🤖 AI Summary
This work addresses the challenge of sparse signal recovery in underdetermined linear systems, where conventional ℓ₁-norm minimization suffers from estimation bias and falls short of the Bayesian optimal limit. The authors propose an approximate message passing algorithm that integrates a log-sum penalty with an adaptive smoothing strategy to enhance the stability of non-convex optimization. Leveraging the replica method and state evolution theory, they rigorously characterize the exact recovery phase transition threshold under Gaussian measurement matrices. Compared to ℓ₁-based approaches, the proposed algorithm achieves exact reconstruction over a significantly broader parameter regime. Although it remains constrained by metastable states and does not yet attain the information-theoretic limit, it substantially expands the region of recoverable signals.
📝 Abstract
In many real-world problems, recovering sparse signals from underdetermined linear systems remains a fundamental challenge.
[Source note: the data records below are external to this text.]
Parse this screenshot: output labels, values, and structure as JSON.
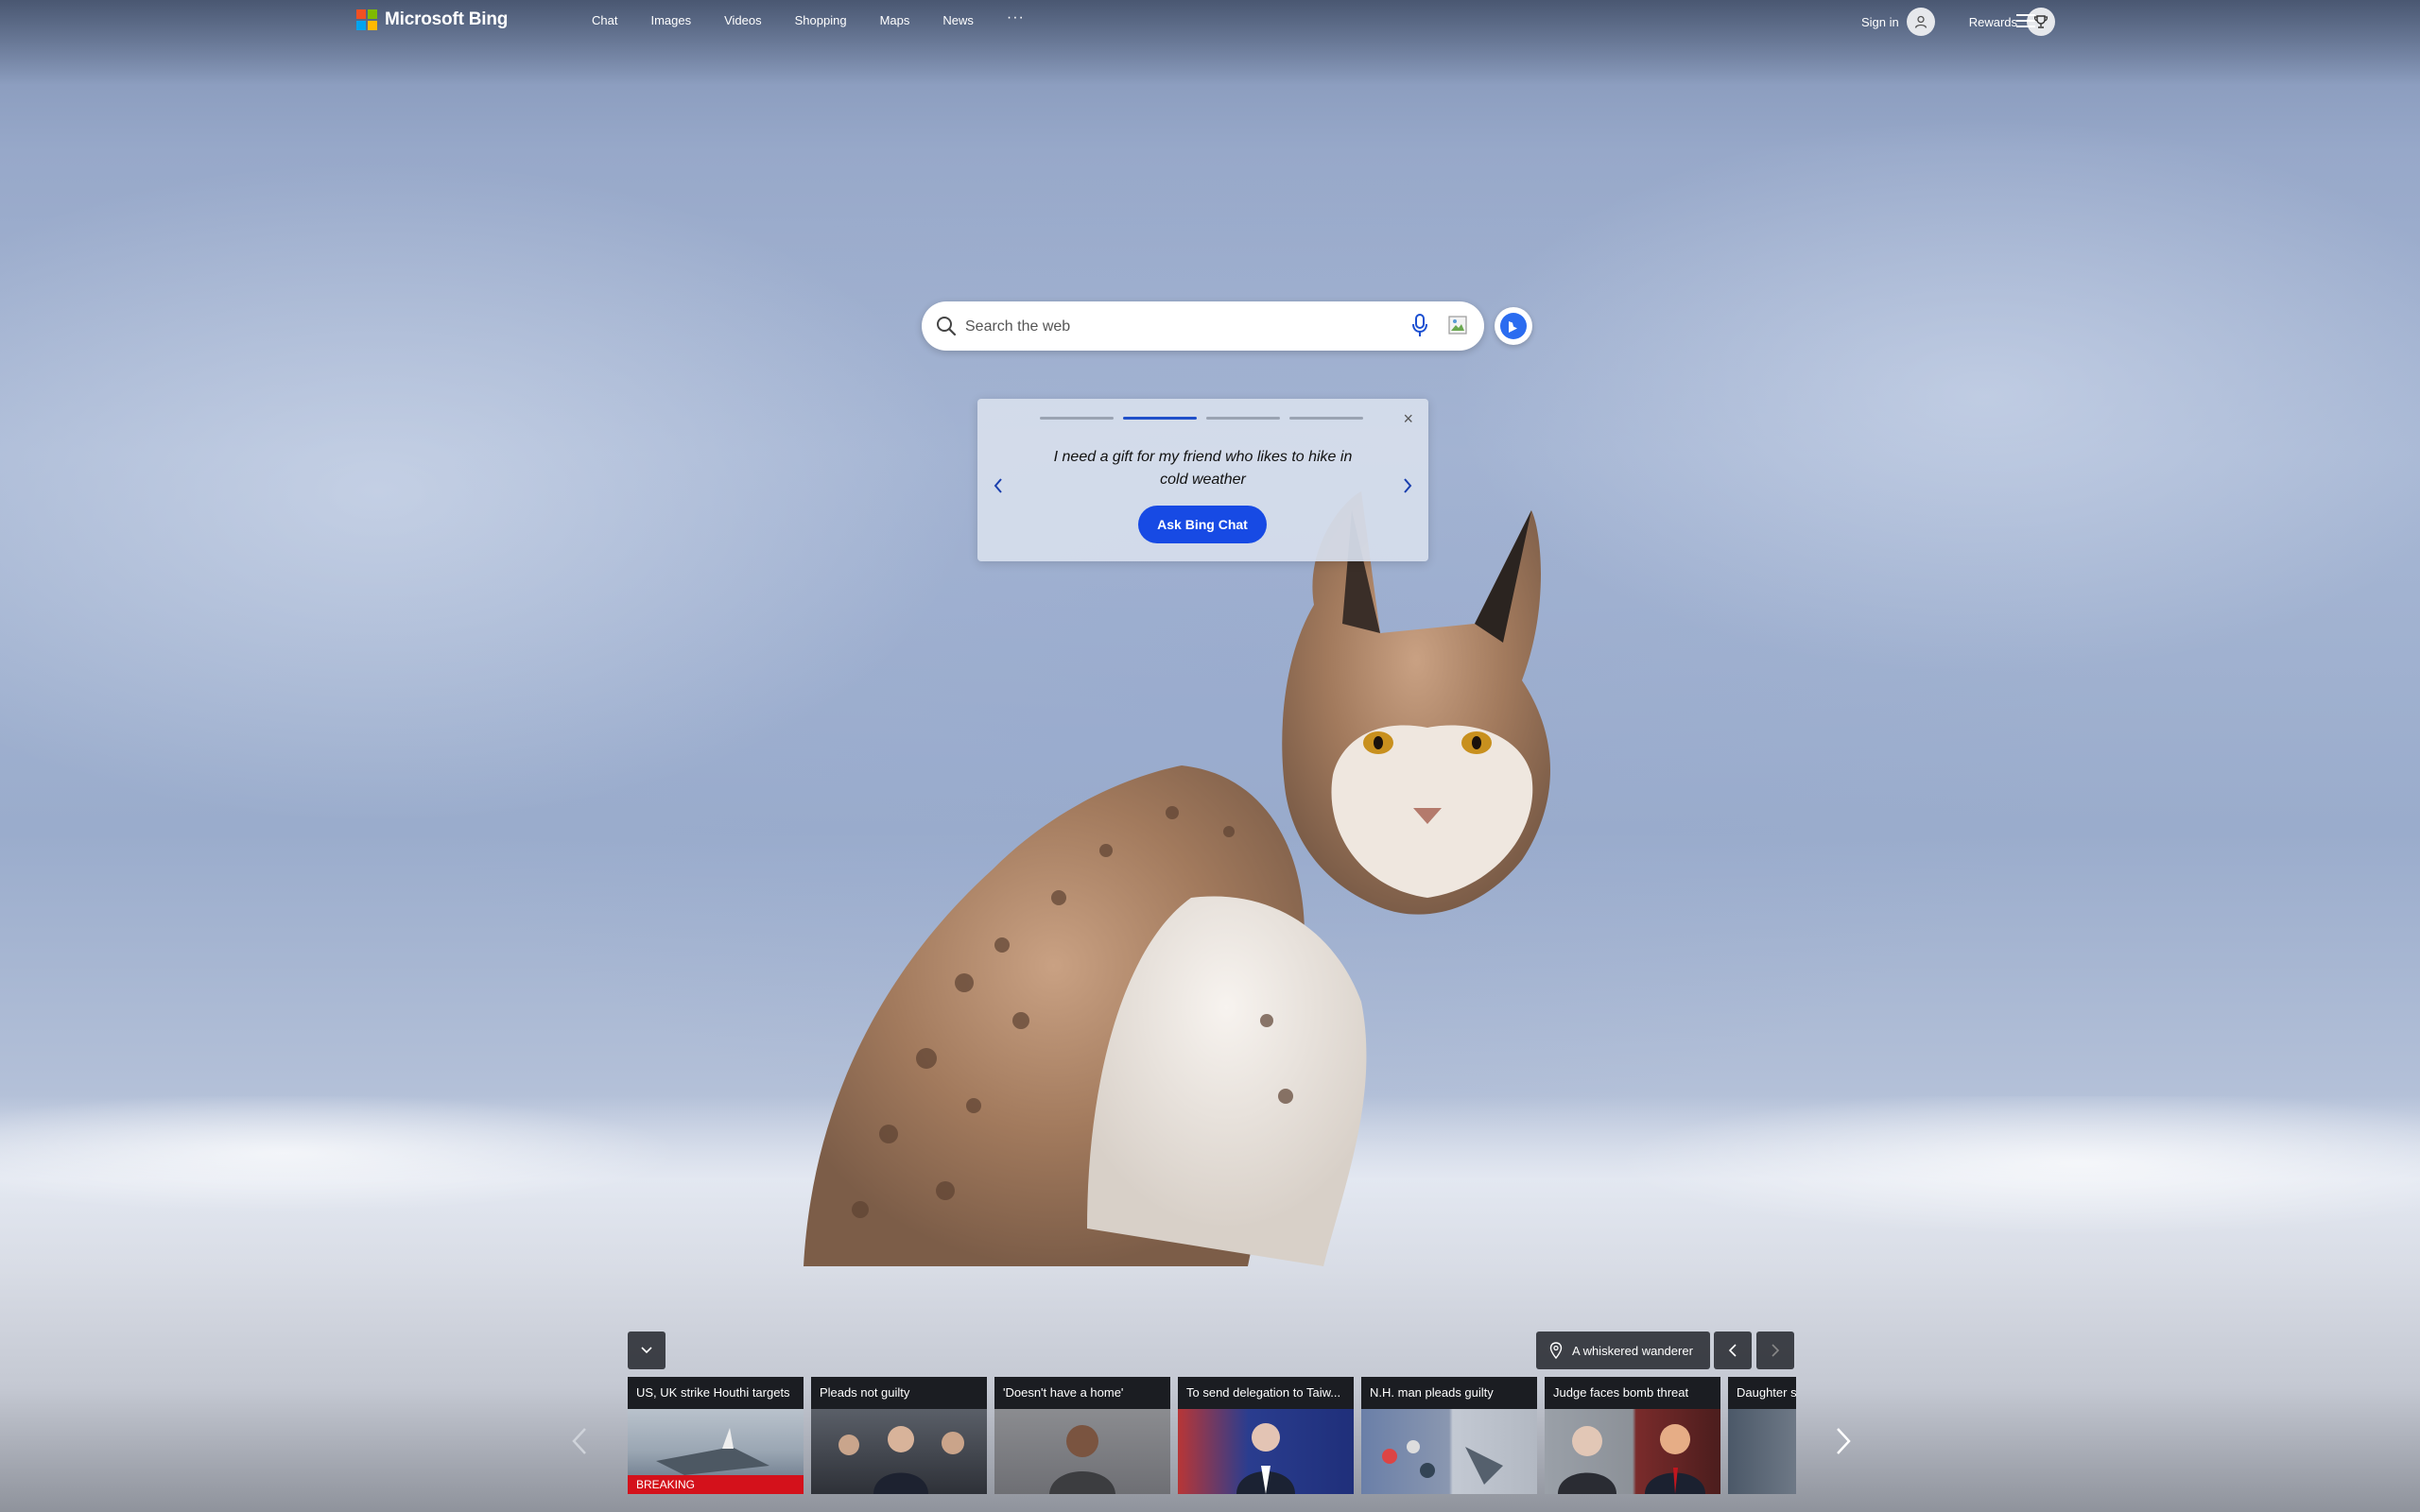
{
  "brand": {
    "name": "Microsoft Bing",
    "colors": [
      "#f25022",
      "#7fba00",
      "#00a4ef",
      "#ffb900"
    ]
  },
  "nav": {
    "items": [
      {
        "label": "Chat"
      },
      {
        "label": "Images"
      },
      {
        "label": "Videos"
      },
      {
        "label": "Shopping"
      },
      {
        "label": "Maps"
      },
      {
        "label": "News"
      }
    ],
    "more": "···"
  },
  "header": {
    "sign_in": "Sign in",
    "rewards": "Rewards"
  },
  "search": {
    "placeholder": "Search the web",
    "value": ""
  },
  "suggestion": {
    "prompt": "I need a gift for my friend who likes to hike in cold weather",
    "button": "Ask Bing Chat",
    "close": "×",
    "page_count": 4,
    "active_page": 2,
    "accent": "#174ae4"
  },
  "image_info": {
    "label": "A whiskered wanderer"
  },
  "news": [
    {
      "title": "US, UK strike Houthi targets",
      "badge": "BREAKING"
    },
    {
      "title": "Pleads not guilty"
    },
    {
      "title": "'Doesn't have a home'"
    },
    {
      "title": "To send delegation to Taiw..."
    },
    {
      "title": "N.H. man pleads guilty"
    },
    {
      "title": "Judge faces bomb threat"
    },
    {
      "title": "Daughter s"
    }
  ]
}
Although $\ell_1$ norm minimization is widely used, it suffers from estimation bias that prevents it from reaching the Bayes-optimal reconstruction limit. Nonconvex alternatives, such as the log-sum penalty, have been proposed to promote stronger sparsity. However, maintaining their algorithmic stability is challenging. To address this challenge, we introduce an adaptive smoothing strategy within an approximate message passing framework to mitigate algorithmic instability. Furthermore, we evaluate the typical exact-recovery threshold for Gaussian measurement matrices using the replica method and state evolution. The results indicate that the adaptive method achieves exact recovery over a broader region than $\ell_1$ norm minimization, although metastable states hinder reaching the information-theoretic limit.